Proposed bypass_cache directive in Query #473

Closed edeutsch closed 8 months ago

cbizon commented 9 months ago

Just following up from the 2/13 Architecture call - is there a definition of how much caching needs to be bypassed to comply? Just to muddy the waters with some examples -

ARAGORN caches KP edges, and then on top of that caches full responses. In a bypass-cache scenario is the goal to bypass both kinds?

Unsecret "caches" in the sense that they pre-build a KG based on large inputs that they periodically receive. Since there is no way to rebuild that on the fly, any downstream caching doesn't really matter since the source data won't change.

I think ARAX pre-caches MVP1 results in a way that can't really be regenerated on the fly, how should it respond? (Please correct if wrong)

So I guess maybe it's going to be bit fuzzy, but is the idea something like "bypass all caching as much as possible?"

edeutsch commented 9 months ago

I agree that this is worth documenting carefully. You are right that for the MVP1 query, ARAX consults some pre-computed results from a ML model (among other sources) that cannot be done on the fly.

So I agree that it would be a bit fuzzy, I would state it as "bypass as much caching as is feasible"
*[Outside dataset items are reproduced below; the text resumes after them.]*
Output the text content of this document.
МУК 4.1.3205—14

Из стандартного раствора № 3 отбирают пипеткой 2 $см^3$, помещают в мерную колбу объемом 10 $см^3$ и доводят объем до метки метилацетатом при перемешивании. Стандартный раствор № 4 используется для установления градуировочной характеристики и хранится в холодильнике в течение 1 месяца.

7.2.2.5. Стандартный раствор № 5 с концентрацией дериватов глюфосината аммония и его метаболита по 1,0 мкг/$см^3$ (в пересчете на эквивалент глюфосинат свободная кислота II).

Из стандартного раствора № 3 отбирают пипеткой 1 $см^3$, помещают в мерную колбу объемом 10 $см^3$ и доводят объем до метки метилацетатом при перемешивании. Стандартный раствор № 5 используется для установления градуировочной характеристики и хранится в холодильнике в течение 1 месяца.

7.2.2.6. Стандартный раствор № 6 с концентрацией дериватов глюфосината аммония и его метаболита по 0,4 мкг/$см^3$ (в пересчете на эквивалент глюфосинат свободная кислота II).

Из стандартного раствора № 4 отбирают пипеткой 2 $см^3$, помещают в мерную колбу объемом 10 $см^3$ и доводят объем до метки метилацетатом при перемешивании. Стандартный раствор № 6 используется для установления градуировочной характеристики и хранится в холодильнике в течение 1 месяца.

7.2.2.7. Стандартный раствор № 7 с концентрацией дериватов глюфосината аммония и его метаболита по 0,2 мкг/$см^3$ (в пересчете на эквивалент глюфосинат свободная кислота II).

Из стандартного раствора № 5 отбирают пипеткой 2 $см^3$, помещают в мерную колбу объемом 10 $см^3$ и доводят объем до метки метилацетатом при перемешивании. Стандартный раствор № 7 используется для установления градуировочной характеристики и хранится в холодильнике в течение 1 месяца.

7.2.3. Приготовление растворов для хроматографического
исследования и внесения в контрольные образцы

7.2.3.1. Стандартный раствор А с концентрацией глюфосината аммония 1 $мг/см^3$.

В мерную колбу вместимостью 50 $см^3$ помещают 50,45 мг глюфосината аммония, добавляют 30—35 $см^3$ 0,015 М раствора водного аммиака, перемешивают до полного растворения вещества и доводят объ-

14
How about this for a succinct statement:

When a client provides the bypass_cache=true option to an agent, the agent MUST request fresh information from KPs in all cases where it has a viable choice between requesting fresh data and using cached information.

here "viable choice" is the finessed phrase. I suppose I would define this as: does the agent have code in place that could either request fresh data or used cached data. If there is no code in place to request fresh data in real time, then there is no viable choice.

comments?

edeutsch commented 9 months ago

I have refined the definition of bypass_cache based on conversation to:

        Set to true in order to request that the agent obtain
        fresh information from its sources in all cases where
        it has a viable choice between requesting fresh information
        in real time and using cached information.

Please approve, or suggest further refinements, or comment with problems you have with this, or at least be prepared to come to a resolution at tomorrow's TRAPI call.

cbizon commented 9 months ago

I like this refinement FWIW